Schul- und Konzeptgeschichte des Sachunterrichts


Seminararbeit, 2001

15 Seiten, Note: gut


Leseprobe

Inhaltsverzeichnis

1. Einleitung

2. Zeit, Schulentwicklung, Didaktik
2.1. Das 17. Jahrhundert
2.2. Das 19. Jahrhundert
2.3. Der Beginn des 20. Jahrhunderts
2.4. Die sechziger Jahre
2.5. Die siebziger Jahre
2.6. Die Zeit nach 1980

3. Fazit

4. Literaturverzeichnis

1. Einleitung

Für das Thema „Schul- und Konzeptgeschichte des Sachunterrichts“ muss zuerst auf die Frage eingegangen werden, was Sachunterricht überhaupt ist.

Seit der Meisterlehre und dem Schulunterricht existiert der Unterricht über Sachen, der inhaltlich stets verschieden konzipiert und ausgeführt wurde. Didaktische Konzeptionen zum Sachunterricht waren schon immer beeinflusst durch philosophische, anthropologische, wissenschaftliche, gesellschaftliche oder politische Vorstellungen. So gab und gibt es Sachunterricht, verstanden als:

- Erkenntnis der göttlichen Weltordnung (Johann Amos Comenius),
- als nützliche und vollständige Erkenntnisse (Basedow),
- als Erziehung im Hinblick auf die künftige Lebensbewältigung (Philanthropen),
- als Entfaltung der naturgegebenen Anlagen im Kind (Pestalozzi)
- und als Befähigung zum wissenschaftlichen Denken und Handeln (Moderner Sachunterricht).[1]

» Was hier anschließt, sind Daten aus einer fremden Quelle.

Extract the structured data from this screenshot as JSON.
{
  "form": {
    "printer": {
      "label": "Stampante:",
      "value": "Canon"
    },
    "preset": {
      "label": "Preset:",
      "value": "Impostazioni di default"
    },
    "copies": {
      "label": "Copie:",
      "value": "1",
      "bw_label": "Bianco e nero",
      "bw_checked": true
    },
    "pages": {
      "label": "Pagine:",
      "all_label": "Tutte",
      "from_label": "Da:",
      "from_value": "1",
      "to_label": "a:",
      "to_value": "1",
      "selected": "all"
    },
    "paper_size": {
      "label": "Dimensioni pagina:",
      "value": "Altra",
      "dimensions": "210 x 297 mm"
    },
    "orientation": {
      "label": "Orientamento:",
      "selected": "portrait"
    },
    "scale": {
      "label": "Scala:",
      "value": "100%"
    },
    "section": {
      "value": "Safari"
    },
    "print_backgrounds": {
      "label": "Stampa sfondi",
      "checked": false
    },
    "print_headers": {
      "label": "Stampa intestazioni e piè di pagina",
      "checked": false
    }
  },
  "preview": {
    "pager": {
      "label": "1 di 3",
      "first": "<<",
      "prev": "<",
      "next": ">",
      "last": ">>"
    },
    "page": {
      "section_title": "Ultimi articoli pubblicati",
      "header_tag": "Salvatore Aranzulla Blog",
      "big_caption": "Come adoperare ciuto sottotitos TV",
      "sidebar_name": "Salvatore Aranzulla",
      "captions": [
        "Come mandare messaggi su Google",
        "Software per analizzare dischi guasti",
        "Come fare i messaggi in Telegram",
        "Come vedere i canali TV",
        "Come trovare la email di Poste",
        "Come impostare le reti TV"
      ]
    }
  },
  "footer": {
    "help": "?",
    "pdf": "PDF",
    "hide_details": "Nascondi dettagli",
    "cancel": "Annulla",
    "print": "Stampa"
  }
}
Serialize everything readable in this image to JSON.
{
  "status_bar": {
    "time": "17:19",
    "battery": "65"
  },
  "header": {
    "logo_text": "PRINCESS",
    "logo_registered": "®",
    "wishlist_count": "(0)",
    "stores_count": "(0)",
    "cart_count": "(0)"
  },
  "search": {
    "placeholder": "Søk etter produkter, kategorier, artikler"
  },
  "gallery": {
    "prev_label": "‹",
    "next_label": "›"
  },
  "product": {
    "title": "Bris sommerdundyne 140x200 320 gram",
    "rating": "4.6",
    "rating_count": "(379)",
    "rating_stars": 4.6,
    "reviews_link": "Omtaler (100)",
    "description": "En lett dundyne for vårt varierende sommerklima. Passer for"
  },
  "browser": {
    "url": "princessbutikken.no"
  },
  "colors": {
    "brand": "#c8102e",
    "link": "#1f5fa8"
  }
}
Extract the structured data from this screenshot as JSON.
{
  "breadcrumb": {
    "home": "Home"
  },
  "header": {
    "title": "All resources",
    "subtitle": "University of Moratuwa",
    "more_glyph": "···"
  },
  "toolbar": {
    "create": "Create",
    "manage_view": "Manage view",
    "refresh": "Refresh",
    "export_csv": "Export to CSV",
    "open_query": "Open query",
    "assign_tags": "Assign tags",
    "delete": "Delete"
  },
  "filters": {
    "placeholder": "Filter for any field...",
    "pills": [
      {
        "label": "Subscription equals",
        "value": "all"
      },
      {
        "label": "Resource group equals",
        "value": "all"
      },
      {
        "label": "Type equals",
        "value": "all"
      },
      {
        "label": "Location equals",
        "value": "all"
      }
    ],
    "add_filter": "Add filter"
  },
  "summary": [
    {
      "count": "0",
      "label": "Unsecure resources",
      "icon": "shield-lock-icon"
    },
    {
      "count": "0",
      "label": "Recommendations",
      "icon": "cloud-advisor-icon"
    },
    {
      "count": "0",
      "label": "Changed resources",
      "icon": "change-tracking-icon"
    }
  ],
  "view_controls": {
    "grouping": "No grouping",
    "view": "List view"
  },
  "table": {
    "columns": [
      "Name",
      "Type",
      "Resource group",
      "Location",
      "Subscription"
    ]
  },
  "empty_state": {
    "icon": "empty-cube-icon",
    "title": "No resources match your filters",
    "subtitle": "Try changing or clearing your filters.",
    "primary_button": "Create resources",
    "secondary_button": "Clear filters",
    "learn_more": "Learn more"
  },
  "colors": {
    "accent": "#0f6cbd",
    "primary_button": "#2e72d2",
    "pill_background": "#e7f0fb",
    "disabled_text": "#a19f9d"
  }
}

Aber was ist Sachunterricht eigentlich wirklich? Man kann ihn unterschiedlich begreifen:

- als Unterricht über fachliche Grundlagen von Geschichte, Politik und Biologie,
- in enger Verbindung zur Heimatkunde, in der der Nahraum, die äußere räumliche Gliederung, zentral gekennzeichnet ist,

- nur bezogen auf Sachen wie Fahrräder etc.
- oder als allgemeinbildenden Unterricht.

Astrid Kaiser vertritt ein weites Verständnis von Sachunterricht und würde ihn präziser als Sach- und Sozialunterricht oder als Beziehungsunterricht bezeichnen, um zu verdeutlichen, dass keine engen, gegenständlichen Inhalte beim Sachunterricht gemeint sind, sondern Menschenbildung. Eine Vielzahl von Bezeichnungen und Vorläufern dieses Faches zeigt, dass die Geschichte des Sachunterrichts breitgefächert ist:

- Realienunterricht,
- Anschauungsunterricht,
- Heimatkunde,
- heimatkundlicher Anschauungsunterricht,
- Kernunterricht des Gesamtunterrichts,
- Sachkunde,
- Deutschheimatkunde,
- ungefächerter Sachunterricht,
- Sach- und Heimatkunde.[2]

Die folgende Ausarbeitung beschränkt sich auf die Zeit des 17. Jahrhundert, des 19. Jahrhunderts, auf den Beginn des 20. Jahrhunderts, auf die sechziger sowie die siebziger Jahre und die Zeit nach 1980. Diese Zeitabschnitte spielen für die Geschichte des Sachunterrichts eine gravierende Rolle.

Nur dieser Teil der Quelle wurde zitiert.